A fractured bone requires careful stabilization and support to hold body’s weight and to allow movement. Microlock Locking Hand Plates are kind of internal splints which hold the fractured ends of bone together. Plate fixation of fracture means a type of stabilization with load sharing and load bearing attributes.
In treatment of fractured limb, the bone plate construct determines the joint movability, coordination and strength of muscles. The congruency of working of fixation and the fracture’s biology accounts for the fracture consolidation.
Bridge plating uses orthopedic bone plates like Locking Clavicle Hook Plate as an extra medullary splint that is fixed to the two major fragments. However, the complex fracture area is practically left untouched or preferably bridged by using bone plate.
Thus fracture consolidation and inter-fragmentary callus formation can be attained by the proper mechanical stability of the plate with compatible biology of the fracture. Techniques of bridge plating can be applied to all type of complex fragmentation in long bone fractures and where intramedullary nailing is not advisable.
The sustainability of soft-tissues and fragments is at risk in simple direct open fracture. The risk is higher in multi-fragmentary fractures as compared to simple fracture. In fact, the main concern is to keep up the vascularity at the fracture area that is a strong indicator for applying bridging technique in significant fragmentation of fracture pattern.
The endosteal blood supply of fragments is disrupted in type C fractures. Bone vitality of periosteal vascularity is accountable for the healing of fracture so its maintenance is necessary. If there is no mechanical continuity between the two major fragments, then bridging plate is to maintain the stability.
In type C fractures, extensive vulnerability with fixation by inter-fragmentary compression and periosteal clearing for accurate fragment reduction poses high risk of complication of bone healing.
The major cause of failures are: wrong application of technique, wrong explication of the principle of inter fragmentary compression, and mechanistic thinking. If an extensively fragmented fracture area is to be constructed again biologically and fixedly, it may result in implant failure or loss of stability and also can cause infection.
Anatomical reconstruction and rigid fixation of the joint surface are very important in type C fracture of the metaphyses and articular fractures. Whereas the metaphyseal bone, considering its good healing attributes, will resist severe induced damage from manipulation as compare to diaphysis. The more risky area is compact bone of the diaphysis than the metaphysis.

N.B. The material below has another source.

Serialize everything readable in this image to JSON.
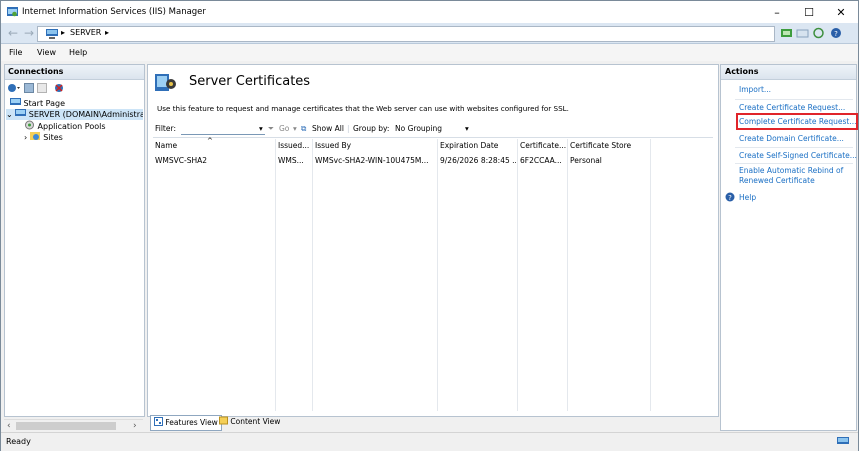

This transition area remains consistently under bending loads and show a definite susceptibility for delay in healing or failure in healing. If there is no chance of developing sufficient callus in bone, then fracture fixation may fail. That is why, use of bone grafting was generally suggested in former times. In case, if biology was not acknowledged, the bone grafting proved a good solution.
The plating concept which is followed in present time is based on the principle of considering biology prior to mechanics. This concept proves to be more adaptable as it varies according to the nature and severity of the fracture. So it is an individual perspective for internal fixation.
The mechanical stability of high level is needed in a simple type A diaphyseal fractures. And this high level of mechanical stability can be achieved successfully intramedullary nailing or by compression plating.
In type C fractures, many inter-mediary pieces are found other than two major fragments so the fixation device quickens the healing process like formation of callus by allowing micro movements of different fragments.
If a multi-fragmentary or complex fracture is splinted, in place of anatomical reduction, the motion between intermediate viable fragments will be minimum. Thus, if the strain of tissue is in minimum range, it can increase healing of bone by callus production.